Луна в саду мерцает.
Дверь приоткрыта. В доме никого.
Только в углу знакомец мой рыдает –
Дрожит двустволка в лапах у него.
Я отобрал ружье и успокоил.
-Держи таблетки.
-Что это?
-Для сна.
-Помогут ли?
-А кто концерт устроил?
-Какой концерт?
-Кто позвонил?
-ОНА…
-А кто она такая? Слышишь, дядя?
Жена? Соседка? Или управдом?
Мужчина побледнел, сквозь стену глядя,
И закричал как будто под ножом:
-ОНА всю плешь мою уже проела!
ОНА меня вгоняет в жар и в дрожь!
ОНА мне хуже редьки надоела!
А кто ОНА такая? Хрен поймешь.
ОНА вся в белом ходит здесь и ходит –
Великая загадка бытия!
Я говорю, ты смерть моя? Хохочет.
Нет, милый, говорит, я жизнь твоя!
Он разломил ружьё – патроны бросил
В раскрытое окно, в сырой апрель.
И вдруг опять сквозь стену входит в гости
«Вернувшаяся пуля» – красный шмель.
Он побледнел:
-Уйди!
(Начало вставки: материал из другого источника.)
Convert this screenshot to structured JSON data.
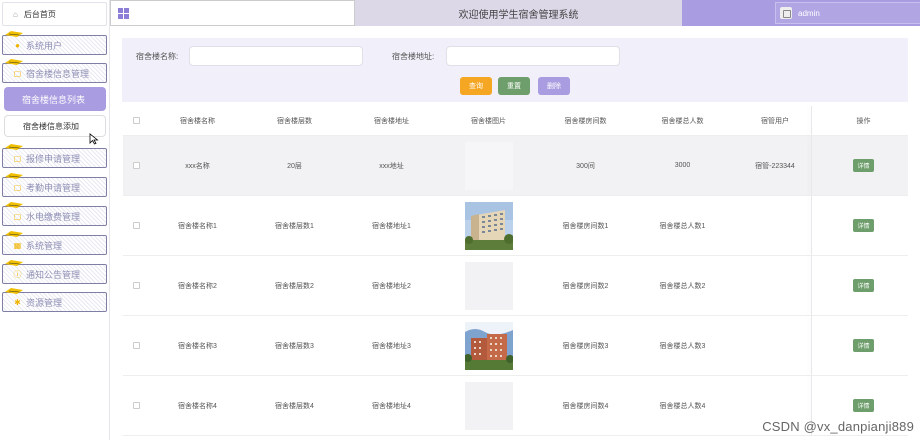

Не возвращайся!
Ищи себе другого молодца!
Пускай грешил я, да, грешил я часто,
Но мой портрет далёк от подлеца!
8
Его портрет – хоть в рамку да на стенку.
Себя любил он, но не горячо.
-Я в профиль, - говорил, - похож на Стеньку,
А поглядишь анфас, так Пугачев!
Три года он болтался где-то в море,
С тех пор была походка у него –
Точно с утра уже он принял с горя,
Или от счастья клюкнул кой-чего.
Глаза – две незабудки – часто щурил.
Улыбочка была как рафинад.
И лоб его – про лбы такие шутят –
Бить годовалых можно поросят.
Под языком его всегда лежало
Такое ядовитое словцо,
Как будто мудрый змий оскалит жало –
И помертвеет у врага лицо.
Про Стеньку поминал он не случайно –
Седые предки с волжских берегов;
Кто бурлаком ходил, а кто с отчаянья,
На абордаж бросаясь, был таков!
И потому, видать, его порода
Не отличалась тонкой красотой.
-Я, - говорил он, - парень из народа.
Из самой гущи. Только – из пивной.
В пивную гущу он и в гущу водки
Порой бросал последние гроши!
И становился вдруг похож на волка,
Взвывающего в горестной глуши.
Родная кровь, должно быть, в нём взвывала.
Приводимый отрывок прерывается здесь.